Selvi'nin kehribar hareleri panikle beni bulunca, tek kaşımı kaldırarak hiddetle bakmıştım. "Ben kendi kahvemi kendim yapayım en iyisi Maide teyzecim." dedi yorgun argın. "Leyla hiç zahmet etmesin."

 

"Kalkma kızım sen. Leyla yapar sana da kahve. Eline mi yapışacak sanki?" diyen anneme öldürücü bakışlarımı iletmiştim. "Şahika pek bi' sever, ama Leyla'nın kahveyle maalesef ki arası yok. Çayı her şeyden çok seviyor. Sen bana kahve içerken eşlik et en iyisi."

 

"Peki." demişti usul usul dolandırıcı ev arkadaşım.

 

"Kahve hatır bilenle içilir anne." diyerek masada oturan Selvi'ye ters ters bakmıştım. "Her önüme gelenle kahve içecek halim yok öyle değil mi?" Zor gibi duruyor ateşkes sağlayıp barış anlaşması yapmak Yasal soyguncuyla millet...

 

"Çayda kalabalığı sever hanımefendi, ama sen yalnız içmeyi kendine huy edindin." Öz kızını gömmelerde üzerine tanınmaz artık Maide sultan!

 

"Nerede yalnız içiyorum? Kızlar falan var işte. Bombacım bana eşlik ediyor ne güzel." Hır-gür olmadan, bak valla ağrını sancını alır demeden asla içilmezdi tabii...

 

"Aman neyse, nasıl yaparsan yap sen. Biz kahvemizi sen de çayını iç Leyla. Sonra işine git." demişti sakin sakin validem.

 

"Patronumu arayıp işe gelemeyeceğimi söyleyerek izin alacağım bugün."

 

"Niye sözümü dinlemiyorsun sen?" diye çıkışan anneme korkuyla bakmıştım. Deminden beri temizlik yüzünden yakınmalarımın görüntüsü gözümün önünden bir film fragmanı gibi geçince bana bir kal gelmedi değil hani sayın seyirciler. Ne yapmalı ne yapmalı? Tozu dumana katmalı Leyla. TOZU DUMANA KATMALI! İkisi aynı şey değil mi ya? Yoksa ben mi çok yanlış düşünüyorum millet? Eyvahlar olsun! Sigortaların atmasına ramak kala... DİKKAT!

 

"Biliyor musun validem, çok haklısın. Ben en iyisi işe gideyim." Dünya tarihinde evden kaçmak için işe istekli gidenler arasında rekortmen olur muydum sizce arkadaşlar? Tahminleri alalım...

 

"Ha, şöyle.

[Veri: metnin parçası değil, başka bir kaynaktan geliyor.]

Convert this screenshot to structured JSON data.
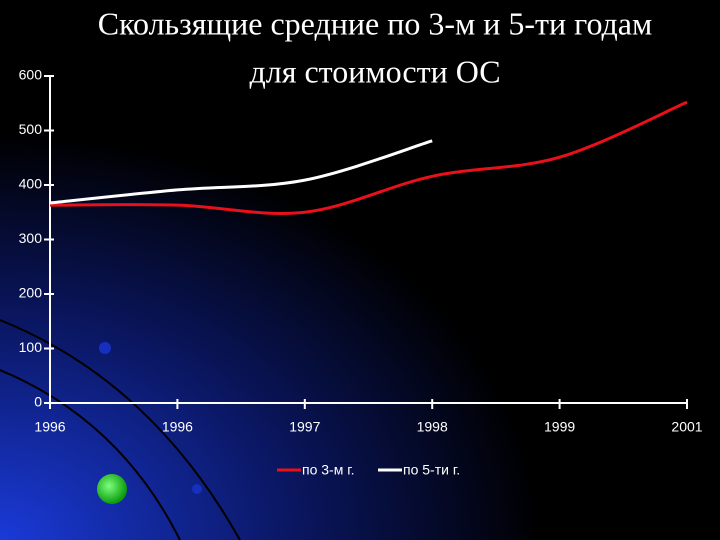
{
  "chart_data": {
    "type": "line",
    "title": [
      "Скользящие средние по 3-м и 5-ти годам",
      "для стоимости ОС"
    ],
    "categories": [
      "1996",
      "1996",
      "1997",
      "1998",
      "1999",
      "2001"
    ],
    "series": [
      {
        "name": "по 3-м г.",
        "color": "#e8101a",
        "values": [
          363,
          363,
          350,
          416,
          451,
          552
        ]
      },
      {
        "name": "по 5-ти г.",
        "color": "#ffffff",
        "values": [
          367,
          391,
          409,
          481,
          null,
          null
        ]
      }
    ],
    "ylim": [
      0,
      600
    ],
    "yticks": [
      0,
      100,
      200,
      300,
      400,
      500,
      600
    ],
    "grid": false
  }
}
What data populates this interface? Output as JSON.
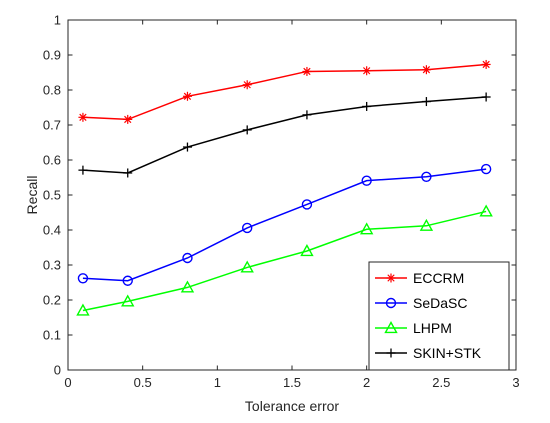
{
  "chart_data": {
    "type": "line",
    "xlabel": "Tolerance error",
    "ylabel": "Recall",
    "xlim": [
      0,
      3
    ],
    "ylim": [
      0,
      1
    ],
    "xticks": [
      "0",
      "0.5",
      "1",
      "1.5",
      "2",
      "2.5",
      "3"
    ],
    "yticks": [
      "0",
      "0.1",
      "0.2",
      "0.3",
      "0.4",
      "0.5",
      "0.6",
      "0.7",
      "0.8",
      "0.9",
      "1"
    ],
    "grid": false,
    "legend_position": "bottom-right",
    "x": [
      0.1,
      0.4,
      0.8,
      1.2,
      1.6,
      2.0,
      2.4,
      2.8
    ],
    "series": [
      {
        "name": "ECCRM",
        "color": "#ff0000",
        "marker": "asterisk",
        "values": [
          0.722,
          0.716,
          0.782,
          0.815,
          0.853,
          0.855,
          0.858,
          0.873
        ]
      },
      {
        "name": "SeDaSC",
        "color": "#0000ff",
        "marker": "circle",
        "values": [
          0.262,
          0.255,
          0.32,
          0.406,
          0.473,
          0.541,
          0.552,
          0.574
        ]
      },
      {
        "name": "LHPM",
        "color": "#00ff00",
        "marker": "triangle",
        "values": [
          0.17,
          0.196,
          0.236,
          0.293,
          0.34,
          0.402,
          0.412,
          0.453
        ]
      },
      {
        "name": "SKIN+STK",
        "color": "#000000",
        "marker": "plus",
        "values": [
          0.571,
          0.563,
          0.637,
          0.686,
          0.729,
          0.753,
          0.767,
          0.78
        ]
      }
    ]
  }
}
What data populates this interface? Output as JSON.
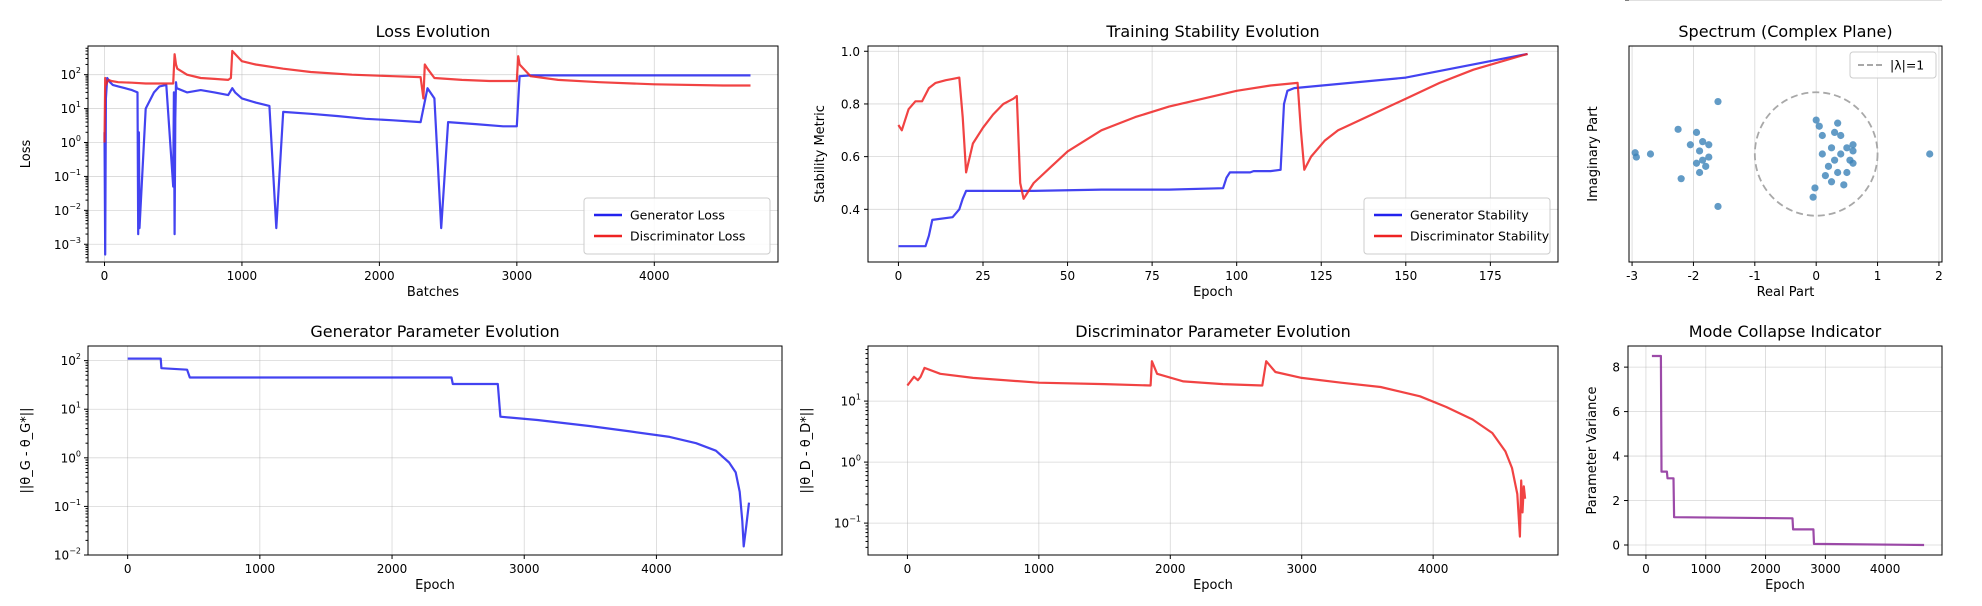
{
  "colors": {
    "generator": "#2222ee",
    "discriminator": "#ee2222",
    "scatter": "#3b82b8",
    "variance": "#8b2a99",
    "unit_circle": "#a8a8a8"
  },
  "chart_data": [
    {
      "id": "loss",
      "type": "line",
      "title": "Loss Evolution",
      "xlabel": "Batches",
      "ylabel": "Loss",
      "yscale": "log",
      "xlim": [
        -120,
        4900
      ],
      "ylim": [
        0.0003,
        700
      ],
      "xticks": [
        0,
        1000,
        2000,
        3000,
        4000
      ],
      "yticks": [
        {
          "v": 0.001,
          "b": "10",
          "e": "−3"
        },
        {
          "v": 0.01,
          "b": "10",
          "e": "−2"
        },
        {
          "v": 0.1,
          "b": "10",
          "e": "−1"
        },
        {
          "v": 1,
          "b": "10",
          "e": "0"
        },
        {
          "v": 10,
          "b": "10",
          "e": "1"
        },
        {
          "v": 100,
          "b": "10",
          "e": "2"
        }
      ],
      "grid": true,
      "legend_position": "lower-right",
      "series": [
        {
          "name": "Generator Loss",
          "color_key": "generator",
          "x": [
            0,
            5,
            10,
            20,
            40,
            60,
            100,
            150,
            200,
            240,
            245,
            250,
            255,
            300,
            360,
            400,
            450,
            500,
            505,
            510,
            515,
            520,
            525,
            600,
            700,
            800,
            900,
            930,
            950,
            1000,
            1100,
            1200,
            1250,
            1300,
            1500,
            1700,
            1900,
            2100,
            2300,
            2350,
            2400,
            2450,
            2500,
            2700,
            2900,
            3000,
            3020,
            3100,
            3500,
            4000,
            4500,
            4700
          ],
          "y": [
            2,
            0.0005,
            20,
            80,
            60,
            50,
            45,
            40,
            35,
            30,
            0.002,
            2,
            0.003,
            10,
            30,
            45,
            50,
            0.05,
            30,
            0.002,
            5,
            60,
            40,
            30,
            35,
            30,
            25,
            40,
            30,
            20,
            15,
            12,
            0.003,
            8,
            7,
            6,
            5,
            4.5,
            4,
            40,
            20,
            0.003,
            4,
            3.5,
            3,
            3,
            90,
            95,
            95,
            95,
            95,
            95
          ]
        },
        {
          "name": "Discriminator Loss",
          "color_key": "discriminator",
          "x": [
            0,
            5,
            10,
            20,
            30,
            50,
            100,
            200,
            300,
            400,
            500,
            510,
            520,
            530,
            600,
            700,
            800,
            900,
            920,
            930,
            1000,
            1100,
            1300,
            1500,
            1800,
            2100,
            2300,
            2320,
            2330,
            2350,
            2400,
            2600,
            2800,
            3000,
            3010,
            3020,
            3100,
            3300,
            3600,
            4000,
            4500,
            4700
          ],
          "y": [
            1,
            80,
            50,
            60,
            70,
            65,
            60,
            58,
            55,
            55,
            55,
            400,
            200,
            150,
            100,
            80,
            75,
            70,
            80,
            500,
            250,
            200,
            150,
            120,
            100,
            90,
            85,
            20,
            200,
            150,
            80,
            70,
            65,
            65,
            350,
            200,
            90,
            70,
            60,
            52,
            48,
            48
          ]
        }
      ]
    },
    {
      "id": "stability",
      "type": "line",
      "title": "Training Stability Evolution",
      "xlabel": "Epoch",
      "ylabel": "Stability Metric",
      "xlim": [
        -9,
        195
      ],
      "ylim": [
        0.2,
        1.02
      ],
      "xticks": [
        0,
        25,
        50,
        75,
        100,
        125,
        150,
        175
      ],
      "yticks": [
        {
          "v": 0.4,
          "t": "0.4"
        },
        {
          "v": 0.6,
          "t": "0.6"
        },
        {
          "v": 0.8,
          "t": "0.8"
        },
        {
          "v": 1.0,
          "t": "1.0"
        }
      ],
      "grid": true,
      "legend_position": "lower-right",
      "series": [
        {
          "name": "Generator Stability",
          "color_key": "generator",
          "x": [
            0,
            8,
            9,
            10,
            16,
            18,
            19,
            20,
            40,
            60,
            80,
            96,
            97,
            98,
            100,
            104,
            105,
            110,
            113,
            114,
            115,
            117,
            150,
            186
          ],
          "y": [
            0.26,
            0.26,
            0.3,
            0.36,
            0.37,
            0.4,
            0.44,
            0.47,
            0.47,
            0.475,
            0.475,
            0.48,
            0.52,
            0.54,
            0.54,
            0.54,
            0.545,
            0.545,
            0.55,
            0.8,
            0.85,
            0.86,
            0.9,
            0.99
          ]
        },
        {
          "name": "Discriminator Stability",
          "color_key": "discriminator",
          "x": [
            0,
            1,
            3,
            5,
            7,
            9,
            11,
            14,
            16,
            18,
            19,
            20,
            22,
            25,
            28,
            31,
            34,
            35,
            36,
            37,
            40,
            45,
            50,
            60,
            70,
            80,
            90,
            100,
            110,
            118,
            119,
            120,
            122,
            126,
            130,
            140,
            150,
            160,
            170,
            186
          ],
          "y": [
            0.72,
            0.7,
            0.78,
            0.81,
            0.81,
            0.86,
            0.88,
            0.89,
            0.895,
            0.9,
            0.75,
            0.54,
            0.65,
            0.71,
            0.76,
            0.8,
            0.82,
            0.83,
            0.5,
            0.44,
            0.5,
            0.56,
            0.62,
            0.7,
            0.75,
            0.79,
            0.82,
            0.85,
            0.87,
            0.88,
            0.7,
            0.55,
            0.6,
            0.66,
            0.7,
            0.76,
            0.82,
            0.88,
            0.93,
            0.99
          ]
        }
      ]
    },
    {
      "id": "spectrum",
      "type": "scatter",
      "title": "Spectrum (Complex Plane)",
      "xlabel": "Real Part",
      "ylabel": "Imaginary Part",
      "xlim": [
        -3.05,
        2.05
      ],
      "ylim": [
        -1.75,
        1.75
      ],
      "xticks": [
        -3,
        -2,
        -1,
        0,
        1,
        2
      ],
      "yticks": [
        -1,
        0,
        1
      ],
      "grid": true,
      "legend_position": "upper-right",
      "unit_circle": {
        "label": "|λ|=1",
        "radius": 1
      },
      "points": [
        [
          -2.95,
          0.02
        ],
        [
          -2.93,
          -0.05
        ],
        [
          -2.7,
          0.0
        ],
        [
          -2.25,
          0.4
        ],
        [
          -2.2,
          -0.4
        ],
        [
          -2.05,
          0.15
        ],
        [
          -1.95,
          0.35
        ],
        [
          -1.95,
          -0.15
        ],
        [
          -1.9,
          0.05
        ],
        [
          -1.9,
          -0.3
        ],
        [
          -1.85,
          0.2
        ],
        [
          -1.85,
          -0.1
        ],
        [
          -1.8,
          -0.2
        ],
        [
          -1.75,
          0.15
        ],
        [
          -1.75,
          -0.05
        ],
        [
          -1.6,
          0.85
        ],
        [
          -1.6,
          -0.85
        ],
        [
          -0.05,
          -0.7
        ],
        [
          -0.02,
          -0.55
        ],
        [
          0.0,
          0.55
        ],
        [
          0.05,
          0.45
        ],
        [
          0.1,
          0.0
        ],
        [
          0.1,
          0.3
        ],
        [
          0.15,
          -0.35
        ],
        [
          0.2,
          -0.2
        ],
        [
          0.25,
          0.1
        ],
        [
          0.25,
          -0.45
        ],
        [
          0.3,
          0.35
        ],
        [
          0.3,
          -0.1
        ],
        [
          0.35,
          0.5
        ],
        [
          0.35,
          -0.3
        ],
        [
          0.4,
          0.0
        ],
        [
          0.4,
          0.3
        ],
        [
          0.45,
          -0.5
        ],
        [
          0.5,
          0.1
        ],
        [
          0.5,
          -0.3
        ],
        [
          0.55,
          -0.1
        ],
        [
          0.6,
          0.15
        ],
        [
          0.6,
          -0.15
        ],
        [
          0.6,
          0.05
        ],
        [
          1.85,
          0.0
        ]
      ]
    },
    {
      "id": "gen_param",
      "type": "line",
      "title": "Generator Parameter Evolution",
      "xlabel": "Epoch",
      "ylabel": "||θ_G - θ_G*||",
      "yscale": "log",
      "xlim": [
        -300,
        4950
      ],
      "ylim": [
        0.01,
        200
      ],
      "xticks": [
        0,
        1000,
        2000,
        3000,
        4000
      ],
      "yticks": [
        {
          "v": 0.01,
          "b": "10",
          "e": "−2"
        },
        {
          "v": 0.1,
          "b": "10",
          "e": "−1"
        },
        {
          "v": 1,
          "b": "10",
          "e": "0"
        },
        {
          "v": 10,
          "b": "10",
          "e": "1"
        },
        {
          "v": 100,
          "b": "10",
          "e": "2"
        }
      ],
      "grid": true,
      "series": [
        {
          "name": "",
          "color_key": "generator",
          "x": [
            0,
            250,
            255,
            450,
            470,
            2450,
            2460,
            2800,
            2820,
            3100,
            3500,
            3800,
            4100,
            4300,
            4450,
            4550,
            4600,
            4630,
            4650,
            4660,
            4680,
            4700
          ],
          "y": [
            110,
            110,
            70,
            65,
            45,
            45,
            33,
            33,
            7,
            6,
            4.5,
            3.5,
            2.7,
            2,
            1.4,
            0.8,
            0.5,
            0.2,
            0.05,
            0.015,
            0.04,
            0.12
          ]
        }
      ]
    },
    {
      "id": "disc_param",
      "type": "line",
      "title": "Discriminator Parameter Evolution",
      "xlabel": "Epoch",
      "ylabel": "||θ_D - θ_D*||",
      "yscale": "log",
      "xlim": [
        -300,
        4950
      ],
      "ylim": [
        0.03,
        80
      ],
      "xticks": [
        0,
        1000,
        2000,
        3000,
        4000
      ],
      "yticks": [
        {
          "v": 0.1,
          "b": "10",
          "e": "−1"
        },
        {
          "v": 1,
          "b": "10",
          "e": "0"
        },
        {
          "v": 10,
          "b": "10",
          "e": "1"
        }
      ],
      "grid": true,
      "series": [
        {
          "name": "",
          "color_key": "discriminator",
          "x": [
            0,
            50,
            80,
            100,
            130,
            250,
            500,
            1000,
            1500,
            1850,
            1860,
            1900,
            2100,
            2400,
            2700,
            2730,
            2800,
            3000,
            3300,
            3600,
            3900,
            4100,
            4300,
            4450,
            4550,
            4600,
            4640,
            4660,
            4670,
            4680,
            4690,
            4700
          ],
          "y": [
            18,
            25,
            22,
            25,
            35,
            28,
            24,
            20,
            19,
            18,
            45,
            28,
            21,
            19,
            18,
            45,
            30,
            24,
            20,
            17,
            12,
            8,
            5,
            3,
            1.5,
            0.8,
            0.3,
            0.06,
            0.5,
            0.15,
            0.4,
            0.25
          ]
        }
      ]
    },
    {
      "id": "mode_collapse",
      "type": "line",
      "title": "Mode Collapse Indicator",
      "xlabel": "Epoch",
      "ylabel": "Parameter Variance",
      "xlim": [
        -300,
        4950
      ],
      "ylim": [
        -0.45,
        8.95
      ],
      "xticks": [
        0,
        1000,
        2000,
        3000,
        4000
      ],
      "yticks": [
        {
          "v": 0,
          "t": "0"
        },
        {
          "v": 2,
          "t": "2"
        },
        {
          "v": 4,
          "t": "4"
        },
        {
          "v": 6,
          "t": "6"
        },
        {
          "v": 8,
          "t": "8"
        }
      ],
      "grid": true,
      "series": [
        {
          "name": "",
          "color_key": "variance",
          "x": [
            100,
            250,
            260,
            350,
            360,
            460,
            470,
            2450,
            2460,
            2800,
            2810,
            4650
          ],
          "y": [
            8.5,
            8.5,
            3.3,
            3.3,
            3.0,
            3.0,
            1.25,
            1.2,
            0.7,
            0.7,
            0.05,
            0.0
          ]
        }
      ]
    }
  ]
}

Zaten yarın eve geri döneceğim ben yavrum."

 

"Bu kadar çabuk mu gidiyorsun Maide teyze?" diye sormuştu benden önce Selvi. Kız sen niye habire boş yapıp duruyorsun? Çekilsene şöyle kenara!

 

"Dönmem gerek artık kızım. Evde diğer çocuklarım yalnız. Hem özledim de onları..." Büyük çocuk olsan da o pabuçlarınızın dama atılması olası bir muhtemeldir sevgili dostlarım...

 

"Nerede yalnızlar anne? Şahika ne güne duruyor? Sen dönene kadar çekip çevirsin evi işte."

 

"Burada temelli kalacak halim yok değil mi isyankâr Viking? Evime yurduma geri dönme vakti artık. Beni sinir etmeseydin gelmezdim zaten. Ayrıca artık bana bir söz verdiğini de unutma." Evet, millet. Anneme bir daha zorda kalırsam ilk seni arayıp yardım isteyeceğimi söylemiştim. Altını çizelim, zorla...

 

"Terliğinden ve köteğinden korkmasam kabul etmezdim de neyse..."

 

"Bence sen bir daha hiç o toplara girme küçük hanım, yoksa uzaya ışınlanman saniyeni almaz." Tehditteki ince detaya bakar mısınız a, dostlar? Annemdi bu kadın evet, annem...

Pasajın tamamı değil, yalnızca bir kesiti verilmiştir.